Manager-Versicherung
Zehn Ausreden der D&O-Versicherer, um nicht zahlen zu müssen

Managerhaftpflichtversicherer ziehen sich oft auf Standardfloskeln zurück, wenn sie die Zahlung verweigern. Versicherte Manager wundern sich meist, wie viele Konstellationen vom Versicherungsschutz ausgeschlossen sind.

DÜSSELDORF. Nach Meinung von Branchenexperten zahlen die Assekuranzen nur in jedem vierten Fall. Viele versicherte Manager sind darüber überrascht, auch weil sie die Verträge nicht wirklich gelesen, die wahre Bedeutung mancher Klausel nicht erkannt oder die Versicherung mit einem Freibrief verwechselt haben. Gerichtsurteile dazu gibt es kaum. Fälle, die mit einem Vergleich enden, werden im Detail nie bekannt.
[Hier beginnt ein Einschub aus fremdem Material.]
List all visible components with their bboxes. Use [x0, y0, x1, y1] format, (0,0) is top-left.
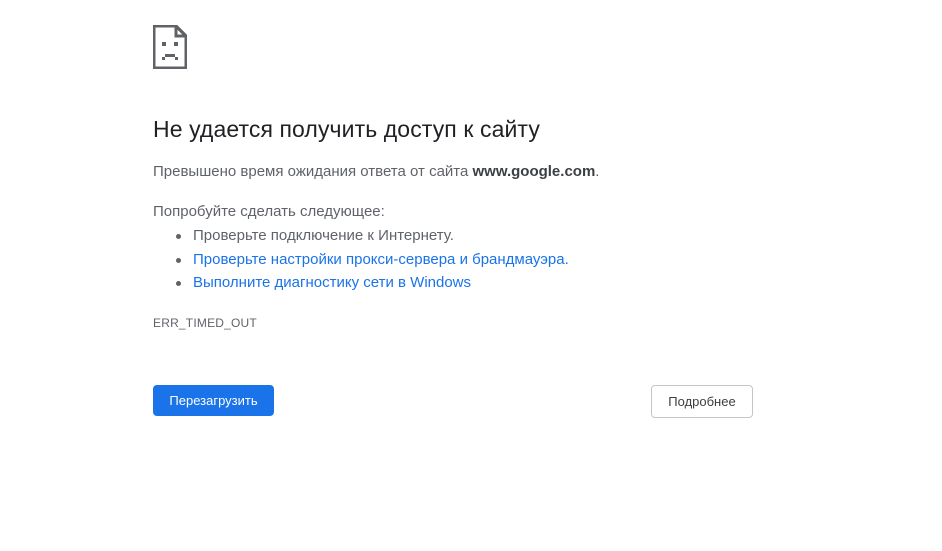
reload-button[interactable]: Перезагрузить: [153, 385, 274, 416]
suggestion-item: Проверьте подключение к Интернету.: [153, 226, 569, 250]
error-page: Не удается получить доступ к сайту Превы…: [0, 0, 942, 551]
error-host: www.google.com: [472, 163, 596, 180]
proxy-firewall-link[interactable]: Проверьте настройки прокси-сервера и бра…: [193, 251, 569, 268]
error-code: ERR_TIMED_OUT: [153, 316, 257, 330]
error-message: Превышено время ожидания ответа от сайта…: [153, 163, 599, 180]
details-button[interactable]: Подробнее: [651, 385, 753, 418]
suggestions-heading: Попробуйте сделать следующее:: [153, 203, 385, 220]
suggestions-list: Проверьте подключение к Интернету. Прове…: [153, 226, 569, 297]
network-diagnostics-link[interactable]: Выполните диагностику сети в Windows: [193, 274, 471, 291]
sad-page-icon: [153, 25, 187, 69]
error-message-prefix: Превышено время ожидания ответа от сайта: [153, 163, 473, 180]
suggestion-text: Проверьте подключение к Интернету.: [193, 227, 454, 244]
page-title: Не удается получить доступ к сайту: [153, 116, 540, 142]
error-message-suffix: .: [595, 163, 600, 180]
suggestion-item: Выполните диагностику сети в Windows: [153, 273, 569, 297]
suggestion-item: Проверьте настройки прокси-сервера и бра…: [153, 250, 569, 274]
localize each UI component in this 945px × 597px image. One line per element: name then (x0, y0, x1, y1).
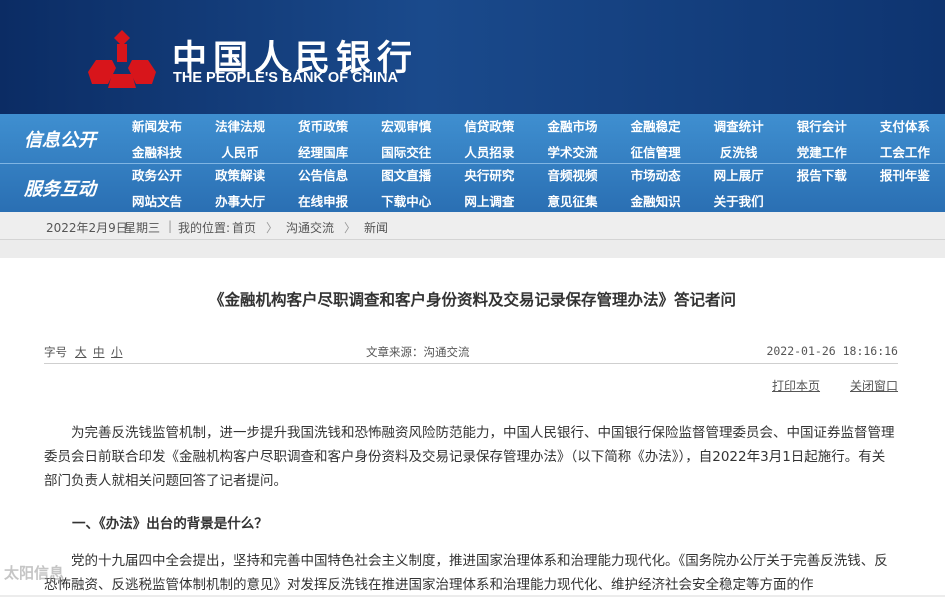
nav-item-4-3[interactable]: 在线申报 (283, 195, 363, 209)
current-date: 2022年2月9日 (46, 221, 128, 235)
location-label: 我的位置: (178, 221, 231, 235)
nav-item-2-5[interactable]: 人员招录 (449, 146, 529, 160)
main-nav: 信息公开 服务互动 新闻发布 法律法规 货币政策 宏观审慎 信贷政策 金融市场 金融稳定 调查… (0, 114, 945, 212)
nav-item-3-3[interactable]: 公告信息 (283, 169, 363, 183)
nav-item-2-3[interactable]: 经理国库 (283, 146, 363, 160)
breadcrumb-sub[interactable]: 新闻 (364, 219, 388, 236)
nav-item-4-2[interactable]: 办事大厅 (200, 195, 280, 209)
nav-item-1-9[interactable]: 银行会计 (782, 120, 862, 134)
nav-item-1-6[interactable]: 金融市场 (533, 120, 613, 134)
nav-item-4-8[interactable]: 关于我们 (699, 195, 779, 209)
current-weekday: 星期三 (124, 221, 161, 235)
print-button[interactable]: 打印本页 (772, 377, 820, 394)
article-heading-1: 一、《办法》出台的背景是什么？ (72, 516, 268, 532)
nav-item-1-7[interactable]: 金融稳定 (616, 120, 696, 134)
article-paragraph-2: 党的十九届四中全会提出，坚持和完善中国特色社会主义制度，推进国家治理体系和治理能… (44, 553, 888, 593)
nav-item-2-6[interactable]: 学术交流 (533, 146, 613, 160)
nav-item-2-7[interactable]: 征信管理 (616, 146, 696, 160)
font-small-button[interactable]: 小 (111, 344, 123, 360)
nav-item-4-7[interactable]: 金融知识 (616, 195, 696, 209)
pboc-emblem-icon[interactable] (86, 28, 158, 92)
nav-item-3-7[interactable]: 市场动态 (616, 169, 696, 183)
font-size-label: 字号 (44, 345, 67, 359)
nav-item-3-6[interactable]: 音频视频 (533, 169, 613, 183)
nav-item-3-10[interactable]: 报刊年鉴 (865, 169, 945, 183)
nav-item-2-1[interactable]: 金融科技 (117, 146, 197, 160)
nav-item-3-8[interactable]: 网上展厅 (699, 169, 779, 183)
nav-item-1-2[interactable]: 法律法规 (200, 120, 280, 134)
nav-item-1-4[interactable]: 宏观审慎 (366, 120, 446, 134)
article-datetime: 2022-01-26 18:16:16 (766, 344, 898, 358)
nav-item-2-10[interactable]: 工会工作 (865, 146, 945, 160)
nav-item-3-9[interactable]: 报告下载 (782, 169, 862, 183)
nav-category-service[interactable]: 服务互动 (0, 163, 120, 212)
nav-item-3-4[interactable]: 图文直播 (366, 169, 446, 183)
nav-item-4-4[interactable]: 下载中心 (366, 195, 446, 209)
watermark: 太阳信息 (4, 564, 65, 582)
nav-item-3-1[interactable]: 政务公开 (117, 169, 197, 183)
site-header: 中国人民银行 THE PEOPLE'S BANK OF CHINA (0, 0, 945, 114)
nav-item-3-5[interactable]: 央行研究 (449, 169, 529, 183)
nav-item-1-3[interactable]: 货币政策 (283, 120, 363, 134)
nav-item-2-4[interactable]: 国际交往 (366, 146, 446, 160)
nav-item-4-1[interactable]: 网站文告 (117, 195, 197, 209)
article-paragraph-1: 为完善反洗钱监管机制，进一步提升我国洗钱和恐怖融资风险防范能力，中国人民银行、中… (44, 425, 895, 489)
nav-item-1-10[interactable]: 支付体系 (865, 120, 945, 134)
breadcrumb: 2022年2月9日 星期三 | 我的位置: 首页 〉 沟通交流 〉 新闻 (0, 212, 945, 240)
nav-item-1-8[interactable]: 调查统计 (699, 120, 779, 134)
breadcrumb-divider: | (168, 219, 173, 233)
nav-category-info[interactable]: 信息公开 (0, 114, 120, 163)
nav-item-1-5[interactable]: 信贷政策 (449, 120, 529, 134)
nav-item-3-2[interactable]: 政策解读 (200, 169, 280, 183)
breadcrumb-section[interactable]: 沟通交流 (286, 219, 334, 236)
site-title-en: THE PEOPLE'S BANK OF CHINA (173, 70, 398, 86)
chevron-right-icon: 〉 (266, 221, 279, 235)
nav-item-4-6[interactable]: 意见征集 (533, 195, 613, 209)
article-title: 《金融机构客户尽职调查和客户身份资料及交易记录保存管理办法》答记者问 (208, 291, 736, 309)
close-window-button[interactable]: 关闭窗口 (850, 377, 898, 394)
nav-item-4-5[interactable]: 网上调查 (449, 195, 529, 209)
article-meta: 字号 大 中 小 文章来源：沟通交流 2022-01-26 18:16:16 (44, 342, 898, 364)
font-large-button[interactable]: 大 (75, 344, 87, 360)
breadcrumb-home[interactable]: 首页 (232, 219, 256, 236)
nav-item-1-1[interactable]: 新闻发布 (117, 120, 197, 134)
article-source: 文章来源：沟通交流 (366, 345, 470, 359)
chevron-right-icon: 〉 (344, 221, 357, 235)
nav-item-2-9[interactable]: 党建工作 (782, 146, 862, 160)
nav-divider (0, 163, 945, 164)
nav-item-2-2[interactable]: 人民币 (200, 146, 280, 160)
font-medium-button[interactable]: 中 (93, 344, 105, 360)
nav-item-2-8[interactable]: 反洗钱 (699, 146, 779, 160)
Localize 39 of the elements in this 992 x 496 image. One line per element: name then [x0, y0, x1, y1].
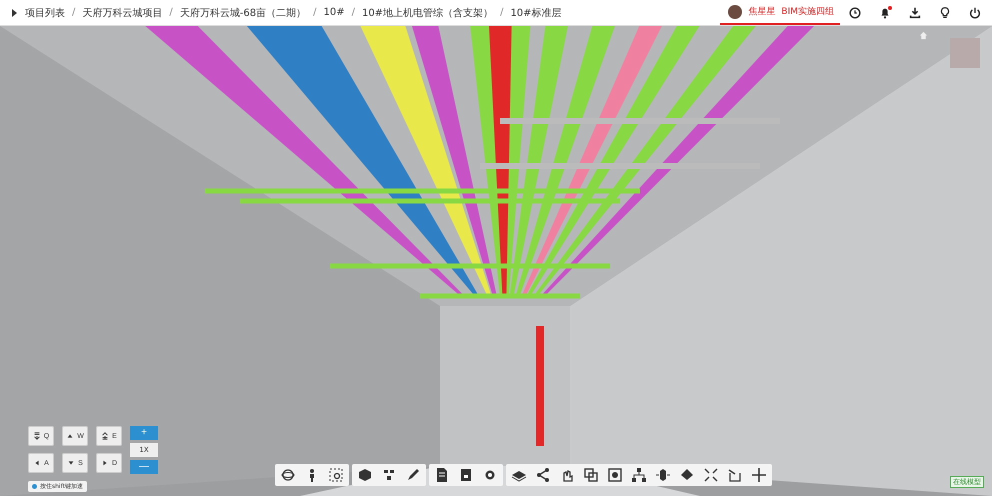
breadcrumb-separator: / [499, 7, 504, 18]
document-icon[interactable] [434, 467, 450, 483]
breadcrumb-link[interactable]: 天府万科云城-68亩（二期） [180, 6, 306, 20]
breadcrumb-link[interactable]: 10#地上机电管综（含支架） [362, 6, 494, 20]
pen-icon[interactable] [405, 467, 421, 483]
download-icon[interactable] [908, 6, 922, 20]
breadcrumb-separator: / [350, 7, 356, 18]
cube-icon[interactable] [357, 467, 373, 483]
avatar [728, 4, 742, 18]
explode-icon[interactable] [655, 467, 671, 483]
breadcrumb-separator: / [71, 7, 76, 18]
import-icon[interactable] [727, 467, 743, 483]
breadcrumb-separator: / [168, 7, 174, 18]
zoom-frame-icon[interactable] [328, 467, 344, 483]
record-icon[interactable] [607, 467, 623, 483]
save-icon[interactable] [458, 467, 474, 483]
orbit-icon[interactable] [280, 467, 296, 483]
breadcrumb-link[interactable]: 10#标准层 [510, 6, 562, 20]
hierarchy-icon[interactable] [631, 467, 647, 483]
left-arrow-icon [33, 458, 42, 468]
fit-view-icon[interactable] [703, 467, 719, 483]
user-name[interactable]: 焦星星 [748, 5, 776, 18]
up-arrow-icon [101, 431, 110, 441]
speed-up-button[interactable]: + [130, 426, 158, 440]
copy-icon[interactable] [583, 467, 599, 483]
breadcrumb-link[interactable]: 项目列表 [25, 6, 65, 20]
breadcrumb-link[interactable]: 10# [323, 7, 345, 18]
power-icon[interactable] [968, 6, 982, 20]
move-icon[interactable] [751, 467, 767, 483]
lightbulb-icon[interactable] [938, 6, 952, 20]
clock-icon[interactable] [848, 6, 862, 20]
down-arrow-icon [32, 431, 41, 441]
right-arrow-icon [100, 458, 109, 468]
team-name[interactable]: BIM实施四组 [781, 5, 834, 18]
collapse-icon[interactable] [12, 8, 17, 16]
breadcrumb-separator: / [312, 7, 318, 18]
speed-down-button[interactable]: — [130, 460, 158, 474]
breadcrumb-link[interactable]: 天府万科云城项目 [82, 6, 162, 20]
share-icon[interactable] [535, 467, 551, 483]
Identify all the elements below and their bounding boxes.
Oft können es sich Manager, die im Streit gehen, nicht leisten, die Directors-&-Officers-Versicherung ihres Unternehmens selbst zu verklagen. Denn: Wenn ein Manager erst einmal aus der Firma verbannt wurde, erhält er sein Gehalt nicht mehr und steht plötzlich allein an der Verteidigungslinie. Er hat keinen Zugriff mehr auf Beweismaterial und Firmenunterlagen. Zudem gehen die Kosten für versierte Anwälte - mit Stundenhonoraren von bis zu 500 Euro - schnell in die Hunderttausende. Managerhaftpflicht-Experte und Jurist Michael Hendricks vom gleichnamigen Beratungsunternehmen nennt die Abwehrargumente der Versicherer:

1. Der Manager habe bewusst gegen Gesetze, Verordnungen, Satzungen verstoßen. Manche Assekuranz gibt dann nicht einmal Geld für die Verteidigung - auch wenn sie nicht beweisen kann, dass der Manager bewusst Pflichten verletzt hat. Je exakter interne Richtlinien im Unternehmen sind, umso eher kann die Versicherung den Schutz wegen wissentlicher Pflichtverletzung verweigern. Gerade bei sehr strengerCompliance steigt das Risiko des Deckungsausschlusses.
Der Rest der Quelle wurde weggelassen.